Requirements engineering is the process by which the requirements for software systems are gathered, analyzed, documented, and managed throughout their complete lifecycle. Traditionally it has been concerned with technical goals for, functions of, and constraints on software systems. Aurum and Wohlin, however, argue that it is no longer appropriate for software systems professionals to focus only on functional and non-functional aspects of the intended system and to somehow assume that organizational context and needs are outside their remit. Instead, they call for a broader perspective in order to gain a better understanding of the interdependencies between enterprise stakeholders, processes, and software systems, which would in turn give rise to more appropriate techniques and higher-quality systems.
Following an introductory chapter that provides an exploration of key issues in requirements engineering, the book is organized in three parts. Part 1 presents surveys of state-of-the art requirements engineering process research along with critical assessments of existing models, frameworks and techniques. Part 2 addresses key areas in requirements engineering, such as market-driven requirements engineering, goal modeling, requirements ambiguity, and others. Part 3 concludes the book with articles that present empirical evidence and experiences from practices in industrial projects. Its broader perspective gives this book its distinct appeal and makes it of interest to both researchers and practitioners, not only in software engineering but also in other disciplines such as business process engineering and management science.
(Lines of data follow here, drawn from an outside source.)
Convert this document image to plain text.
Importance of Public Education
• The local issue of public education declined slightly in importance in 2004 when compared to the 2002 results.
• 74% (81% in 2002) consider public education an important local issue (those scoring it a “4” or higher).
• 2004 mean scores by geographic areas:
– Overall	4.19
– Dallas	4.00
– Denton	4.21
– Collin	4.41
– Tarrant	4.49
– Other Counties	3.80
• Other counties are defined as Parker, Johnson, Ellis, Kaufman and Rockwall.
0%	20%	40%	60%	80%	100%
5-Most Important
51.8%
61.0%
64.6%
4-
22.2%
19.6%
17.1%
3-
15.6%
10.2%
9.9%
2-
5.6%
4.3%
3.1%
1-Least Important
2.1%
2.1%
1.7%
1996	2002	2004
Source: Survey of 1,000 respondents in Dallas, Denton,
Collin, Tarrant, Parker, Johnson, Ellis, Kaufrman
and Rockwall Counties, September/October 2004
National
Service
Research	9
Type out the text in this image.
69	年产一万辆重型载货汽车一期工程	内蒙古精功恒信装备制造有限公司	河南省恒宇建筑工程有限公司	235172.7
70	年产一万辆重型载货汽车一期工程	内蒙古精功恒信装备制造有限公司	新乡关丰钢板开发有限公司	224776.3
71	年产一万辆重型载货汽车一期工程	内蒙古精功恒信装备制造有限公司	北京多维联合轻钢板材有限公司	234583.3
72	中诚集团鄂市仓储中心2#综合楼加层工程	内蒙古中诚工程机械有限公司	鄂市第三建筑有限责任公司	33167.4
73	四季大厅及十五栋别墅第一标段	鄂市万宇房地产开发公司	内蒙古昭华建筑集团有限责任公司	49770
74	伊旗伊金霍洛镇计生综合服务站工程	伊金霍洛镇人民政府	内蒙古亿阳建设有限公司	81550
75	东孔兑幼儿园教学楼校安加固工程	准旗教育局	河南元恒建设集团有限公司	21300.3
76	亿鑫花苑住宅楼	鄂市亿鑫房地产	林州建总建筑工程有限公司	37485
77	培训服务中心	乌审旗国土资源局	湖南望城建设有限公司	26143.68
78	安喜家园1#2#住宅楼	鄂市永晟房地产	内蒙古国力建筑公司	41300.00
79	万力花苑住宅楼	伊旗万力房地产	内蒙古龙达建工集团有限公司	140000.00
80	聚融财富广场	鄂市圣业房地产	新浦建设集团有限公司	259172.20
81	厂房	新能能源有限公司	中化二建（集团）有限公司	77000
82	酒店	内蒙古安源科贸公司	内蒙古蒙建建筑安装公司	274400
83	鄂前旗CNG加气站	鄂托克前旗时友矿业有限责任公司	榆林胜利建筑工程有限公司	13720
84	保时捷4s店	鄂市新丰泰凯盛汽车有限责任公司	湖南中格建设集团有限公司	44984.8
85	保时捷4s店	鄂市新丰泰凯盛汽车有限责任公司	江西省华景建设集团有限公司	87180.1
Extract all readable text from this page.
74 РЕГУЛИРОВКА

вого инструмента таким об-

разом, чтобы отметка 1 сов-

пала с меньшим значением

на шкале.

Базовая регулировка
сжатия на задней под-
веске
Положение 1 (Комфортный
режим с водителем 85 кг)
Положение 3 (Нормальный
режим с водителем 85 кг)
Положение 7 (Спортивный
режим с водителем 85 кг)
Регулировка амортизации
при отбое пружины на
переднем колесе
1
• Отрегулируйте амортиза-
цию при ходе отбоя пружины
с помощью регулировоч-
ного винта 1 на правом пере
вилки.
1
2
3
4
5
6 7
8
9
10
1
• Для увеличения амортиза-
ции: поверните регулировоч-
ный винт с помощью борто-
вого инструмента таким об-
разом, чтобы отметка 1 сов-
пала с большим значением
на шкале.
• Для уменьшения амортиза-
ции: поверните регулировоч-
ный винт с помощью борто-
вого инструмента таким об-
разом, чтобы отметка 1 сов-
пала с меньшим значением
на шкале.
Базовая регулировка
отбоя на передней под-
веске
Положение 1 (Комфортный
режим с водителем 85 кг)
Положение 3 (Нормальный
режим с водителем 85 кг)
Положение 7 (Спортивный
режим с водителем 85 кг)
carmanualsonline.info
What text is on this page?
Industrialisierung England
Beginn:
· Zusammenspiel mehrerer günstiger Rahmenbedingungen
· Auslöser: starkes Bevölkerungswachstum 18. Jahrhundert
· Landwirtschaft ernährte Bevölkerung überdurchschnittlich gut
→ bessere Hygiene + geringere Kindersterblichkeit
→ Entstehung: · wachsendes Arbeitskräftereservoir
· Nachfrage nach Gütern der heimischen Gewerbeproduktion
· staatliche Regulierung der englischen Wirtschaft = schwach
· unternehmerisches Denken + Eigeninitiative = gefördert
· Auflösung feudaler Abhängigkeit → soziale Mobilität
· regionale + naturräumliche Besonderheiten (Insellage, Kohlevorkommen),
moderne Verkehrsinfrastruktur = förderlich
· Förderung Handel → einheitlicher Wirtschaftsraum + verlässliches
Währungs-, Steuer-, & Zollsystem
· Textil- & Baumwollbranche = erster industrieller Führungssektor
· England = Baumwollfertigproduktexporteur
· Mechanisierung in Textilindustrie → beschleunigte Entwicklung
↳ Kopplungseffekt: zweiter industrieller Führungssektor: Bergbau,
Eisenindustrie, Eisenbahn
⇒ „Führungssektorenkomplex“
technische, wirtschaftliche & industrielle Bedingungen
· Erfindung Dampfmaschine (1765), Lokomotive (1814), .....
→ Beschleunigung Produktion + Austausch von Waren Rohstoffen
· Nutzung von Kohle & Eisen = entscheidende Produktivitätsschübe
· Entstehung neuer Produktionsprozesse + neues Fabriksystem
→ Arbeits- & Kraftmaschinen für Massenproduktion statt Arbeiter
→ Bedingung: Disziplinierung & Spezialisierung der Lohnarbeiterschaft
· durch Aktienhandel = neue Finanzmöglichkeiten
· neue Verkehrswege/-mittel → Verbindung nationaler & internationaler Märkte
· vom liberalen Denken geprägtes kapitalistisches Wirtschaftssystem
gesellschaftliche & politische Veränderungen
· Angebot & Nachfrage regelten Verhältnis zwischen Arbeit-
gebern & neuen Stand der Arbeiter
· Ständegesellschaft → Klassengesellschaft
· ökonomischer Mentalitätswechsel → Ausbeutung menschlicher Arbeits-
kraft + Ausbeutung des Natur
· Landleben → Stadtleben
As we enter the third millennium, organizations have to cope with accelerating rates of change in technology and increased levels of competition on a global scale more than ever before. There is incredible pressure on companies to achieve and sustain competitive advantage. In order to stay competitive within this changing business environment, organizations are forced to constantly pursue new strategies to differentiate themselves from their competition, such as offering a stream of new products and services. Organizations in search of competitive advantage become more conscious of how software products have become a strategic asset to their business. Software companies, like many other organizations, are forced to adapt to the strategic challenges and opportunities presented by the new economy where new technology causes dramatic changes in business processes, products and services. Since software products play a vital role in supporting strategic challenges and opportunities in business, it is important that these products function according to customers’ or markets’ requirements. Hence, an important task in software development is the identification and understanding of key business requirements to ensure that software products will fully support and evolve with the system.